What might be added to the Set Point theory is that we seem to also “set” with our ways of behaving and thinking, meaning that we need to focus on our ways of monitoring our automatic thinking, and remember we need to change our thinking if we are to change our behaviors – and therefore, lose weight.
As human beings, we often follow the path of least resistance like an electrical current when it comes to living our lives, using our minds to help us take short cuts to navigate successfully through the world around us. We are creatures of habit, enjoying consistent patterns of behavior that are “tried and true,” and likely to bring happiness into our lives. When a person sets a goal to lose weight, behaviors and thinking must be adjusted and improved upon, thereby disrupting “set” patterns. If the individual can re-establish a new, life-long set point, a new body weight will be established and more importantly, kept forever.
Lose the challenge
My second theory as to why keeping weight off is tougher than losing the weight in the first place has to do with goal setting theory. The good news is that goals work, as hundreds of scientific studies support the notion that people who set goals almost always out-perform people who do not set goals. When people working on weight-loss programs set specific, measurable, realistic goals; they usually reach their weight-loss goals. The problem, however, is not whether goals are effective or not, but instead an issue of how goals often diminish, or become easily forgotten about, after the initial goal has been reached. In other words, when people are in the process of losing weight, there is the metaphorical “carrot” to follow, similar to how race dogs follow the rabbit around the track. Most people reach their weight loss goal, grab the carrot, and eventually go back to – you guessed it, their “set” point where the weight eventually is regained.

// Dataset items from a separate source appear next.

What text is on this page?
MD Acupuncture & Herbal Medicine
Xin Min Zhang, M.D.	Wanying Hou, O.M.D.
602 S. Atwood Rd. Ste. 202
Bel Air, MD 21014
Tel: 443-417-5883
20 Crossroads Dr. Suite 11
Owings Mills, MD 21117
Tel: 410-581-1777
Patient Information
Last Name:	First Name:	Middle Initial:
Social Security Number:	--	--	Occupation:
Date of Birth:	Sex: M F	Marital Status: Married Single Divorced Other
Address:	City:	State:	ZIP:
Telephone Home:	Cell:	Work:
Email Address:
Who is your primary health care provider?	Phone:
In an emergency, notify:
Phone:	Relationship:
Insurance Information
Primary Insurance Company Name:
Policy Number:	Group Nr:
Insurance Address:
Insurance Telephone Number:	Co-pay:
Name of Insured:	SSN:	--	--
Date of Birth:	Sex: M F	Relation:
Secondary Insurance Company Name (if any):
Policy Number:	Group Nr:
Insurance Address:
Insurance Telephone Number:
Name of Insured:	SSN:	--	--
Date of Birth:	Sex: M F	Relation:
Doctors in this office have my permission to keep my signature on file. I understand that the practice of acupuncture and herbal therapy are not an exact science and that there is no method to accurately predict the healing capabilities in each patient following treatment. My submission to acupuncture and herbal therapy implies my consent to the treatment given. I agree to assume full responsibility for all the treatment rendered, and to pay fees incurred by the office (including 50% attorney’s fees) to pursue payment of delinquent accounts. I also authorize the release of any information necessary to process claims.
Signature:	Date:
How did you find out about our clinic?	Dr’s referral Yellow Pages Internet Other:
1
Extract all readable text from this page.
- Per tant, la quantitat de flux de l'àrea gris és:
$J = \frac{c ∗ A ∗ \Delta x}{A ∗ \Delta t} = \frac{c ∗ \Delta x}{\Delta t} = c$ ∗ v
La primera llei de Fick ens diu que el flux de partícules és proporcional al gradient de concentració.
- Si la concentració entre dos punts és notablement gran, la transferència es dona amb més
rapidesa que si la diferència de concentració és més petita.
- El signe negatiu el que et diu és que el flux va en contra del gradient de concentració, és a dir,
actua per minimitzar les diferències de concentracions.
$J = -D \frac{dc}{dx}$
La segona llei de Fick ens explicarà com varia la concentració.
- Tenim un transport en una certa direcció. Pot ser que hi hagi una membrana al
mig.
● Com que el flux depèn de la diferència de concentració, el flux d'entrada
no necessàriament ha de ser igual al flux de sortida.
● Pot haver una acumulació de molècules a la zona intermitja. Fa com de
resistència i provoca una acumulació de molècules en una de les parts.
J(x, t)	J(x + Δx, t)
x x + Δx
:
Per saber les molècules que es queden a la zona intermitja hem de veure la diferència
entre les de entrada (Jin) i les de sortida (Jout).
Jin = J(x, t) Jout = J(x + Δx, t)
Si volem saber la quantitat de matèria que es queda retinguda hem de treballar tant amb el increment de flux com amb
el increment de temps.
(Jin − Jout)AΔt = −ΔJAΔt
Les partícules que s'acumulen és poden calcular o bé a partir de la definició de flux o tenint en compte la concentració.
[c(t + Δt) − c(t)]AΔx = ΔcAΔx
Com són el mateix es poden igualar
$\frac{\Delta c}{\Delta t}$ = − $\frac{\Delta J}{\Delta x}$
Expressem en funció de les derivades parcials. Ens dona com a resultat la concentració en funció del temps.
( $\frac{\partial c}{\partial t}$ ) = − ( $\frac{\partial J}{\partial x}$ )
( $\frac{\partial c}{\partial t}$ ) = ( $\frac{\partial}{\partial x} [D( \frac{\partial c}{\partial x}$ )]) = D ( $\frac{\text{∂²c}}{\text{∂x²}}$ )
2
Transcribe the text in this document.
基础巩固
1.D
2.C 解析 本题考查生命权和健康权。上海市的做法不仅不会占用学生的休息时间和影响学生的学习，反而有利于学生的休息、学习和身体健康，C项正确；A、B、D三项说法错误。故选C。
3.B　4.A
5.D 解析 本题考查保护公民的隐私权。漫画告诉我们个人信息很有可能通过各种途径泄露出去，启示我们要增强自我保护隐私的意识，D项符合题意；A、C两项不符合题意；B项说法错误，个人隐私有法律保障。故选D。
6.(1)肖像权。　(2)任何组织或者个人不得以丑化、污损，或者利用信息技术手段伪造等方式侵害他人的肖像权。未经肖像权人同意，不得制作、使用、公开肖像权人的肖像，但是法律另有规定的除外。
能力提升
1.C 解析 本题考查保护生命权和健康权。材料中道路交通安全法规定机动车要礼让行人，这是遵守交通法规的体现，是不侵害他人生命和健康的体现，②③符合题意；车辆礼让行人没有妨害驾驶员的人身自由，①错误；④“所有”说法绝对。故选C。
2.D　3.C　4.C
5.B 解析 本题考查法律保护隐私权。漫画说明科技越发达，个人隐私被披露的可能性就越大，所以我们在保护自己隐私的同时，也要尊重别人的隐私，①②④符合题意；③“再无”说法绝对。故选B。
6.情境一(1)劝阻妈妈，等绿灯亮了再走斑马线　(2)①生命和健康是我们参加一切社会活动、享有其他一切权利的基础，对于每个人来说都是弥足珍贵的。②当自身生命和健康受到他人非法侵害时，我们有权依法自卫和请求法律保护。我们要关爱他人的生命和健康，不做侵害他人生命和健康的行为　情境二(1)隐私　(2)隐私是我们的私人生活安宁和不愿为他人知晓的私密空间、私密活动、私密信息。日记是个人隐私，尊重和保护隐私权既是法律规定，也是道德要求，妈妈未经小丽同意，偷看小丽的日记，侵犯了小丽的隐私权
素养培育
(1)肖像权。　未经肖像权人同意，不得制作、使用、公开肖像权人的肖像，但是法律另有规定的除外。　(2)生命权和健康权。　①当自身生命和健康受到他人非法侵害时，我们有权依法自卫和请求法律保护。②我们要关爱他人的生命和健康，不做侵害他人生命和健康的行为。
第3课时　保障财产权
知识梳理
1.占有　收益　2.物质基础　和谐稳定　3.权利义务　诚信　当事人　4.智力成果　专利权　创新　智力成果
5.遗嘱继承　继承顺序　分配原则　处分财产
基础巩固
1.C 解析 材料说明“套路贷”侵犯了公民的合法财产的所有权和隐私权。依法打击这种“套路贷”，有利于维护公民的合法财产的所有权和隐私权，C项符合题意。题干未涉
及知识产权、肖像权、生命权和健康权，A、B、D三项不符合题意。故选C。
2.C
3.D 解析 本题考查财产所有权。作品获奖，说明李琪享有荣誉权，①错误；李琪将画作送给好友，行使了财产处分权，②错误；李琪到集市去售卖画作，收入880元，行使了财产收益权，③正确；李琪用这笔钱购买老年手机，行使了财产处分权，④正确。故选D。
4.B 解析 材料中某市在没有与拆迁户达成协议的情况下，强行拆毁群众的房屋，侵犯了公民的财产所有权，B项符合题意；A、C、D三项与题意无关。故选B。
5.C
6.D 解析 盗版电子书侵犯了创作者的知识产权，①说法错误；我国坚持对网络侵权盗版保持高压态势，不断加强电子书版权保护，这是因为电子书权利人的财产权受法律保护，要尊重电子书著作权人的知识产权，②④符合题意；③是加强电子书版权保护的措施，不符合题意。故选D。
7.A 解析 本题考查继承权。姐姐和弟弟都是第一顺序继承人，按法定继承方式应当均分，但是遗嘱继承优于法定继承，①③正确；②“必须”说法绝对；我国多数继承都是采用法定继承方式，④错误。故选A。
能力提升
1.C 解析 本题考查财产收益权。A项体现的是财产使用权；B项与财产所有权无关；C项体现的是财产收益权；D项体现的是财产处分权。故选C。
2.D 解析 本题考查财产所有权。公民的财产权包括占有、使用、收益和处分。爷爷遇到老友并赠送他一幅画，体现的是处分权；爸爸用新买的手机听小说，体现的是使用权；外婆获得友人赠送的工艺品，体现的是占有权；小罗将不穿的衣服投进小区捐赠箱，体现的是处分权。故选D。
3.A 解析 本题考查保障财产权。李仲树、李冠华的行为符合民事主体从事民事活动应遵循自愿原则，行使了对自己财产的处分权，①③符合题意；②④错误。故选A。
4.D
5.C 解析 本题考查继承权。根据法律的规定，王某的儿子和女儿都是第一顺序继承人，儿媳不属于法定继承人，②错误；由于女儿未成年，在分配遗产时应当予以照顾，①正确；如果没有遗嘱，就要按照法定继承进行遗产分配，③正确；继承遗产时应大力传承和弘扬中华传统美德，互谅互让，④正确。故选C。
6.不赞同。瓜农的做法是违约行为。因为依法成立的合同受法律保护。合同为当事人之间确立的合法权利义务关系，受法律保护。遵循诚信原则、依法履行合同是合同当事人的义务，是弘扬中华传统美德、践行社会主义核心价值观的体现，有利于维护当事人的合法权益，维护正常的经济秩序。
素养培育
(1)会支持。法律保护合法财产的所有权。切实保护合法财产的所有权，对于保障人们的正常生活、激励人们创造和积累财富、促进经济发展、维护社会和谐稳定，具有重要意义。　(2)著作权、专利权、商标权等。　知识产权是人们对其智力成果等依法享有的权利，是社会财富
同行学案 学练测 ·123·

Food is a fire extinguisher to stress
My last big reason why people have trouble keeping weight off after they lose it is that food is one of the most gratifying ways to deal with stress! There’s no way around this one – very often our favorite foods come to mind when we feel “stressed out,” as the time enjoying food provides a tasty respite to our busy lives. Ironically, eating food is an effective method to deal with stress, as we do enjoy the act of eating delicious foods in the moment. The problem, however, is that eating food may not always be a healthy method to cope with stress, as over-eating can lead to weight gain (as well as many other physical and emotional problems). Learning and using effective and healthy means to cope with stress allows people to lose weight, as well as keep the weight off for the long-run.
Combining all 3
It is quite probable that we have unique “set points” when it comes to our automatic ways of growing as people, and that to lose weight, we must “re-set” our ways of behaving and thinking. Most theories tend to focus on the behaviors needed to be re-set, overlooking the significance of changing our thinking set points as well. When setting goals, we must regularly prioritize the goals we have already reached instead of forgetting about them, even if the original “carrot” is no longer in front of us. Without doing this, we inevitably go back to our original set point. Finally, life stressors must be responded to by using effective and healthy ways to cope and overcome. When we do this, our focus, motivation, and resiliency improves, allowing us to establish happier and more successful ways of living our lives.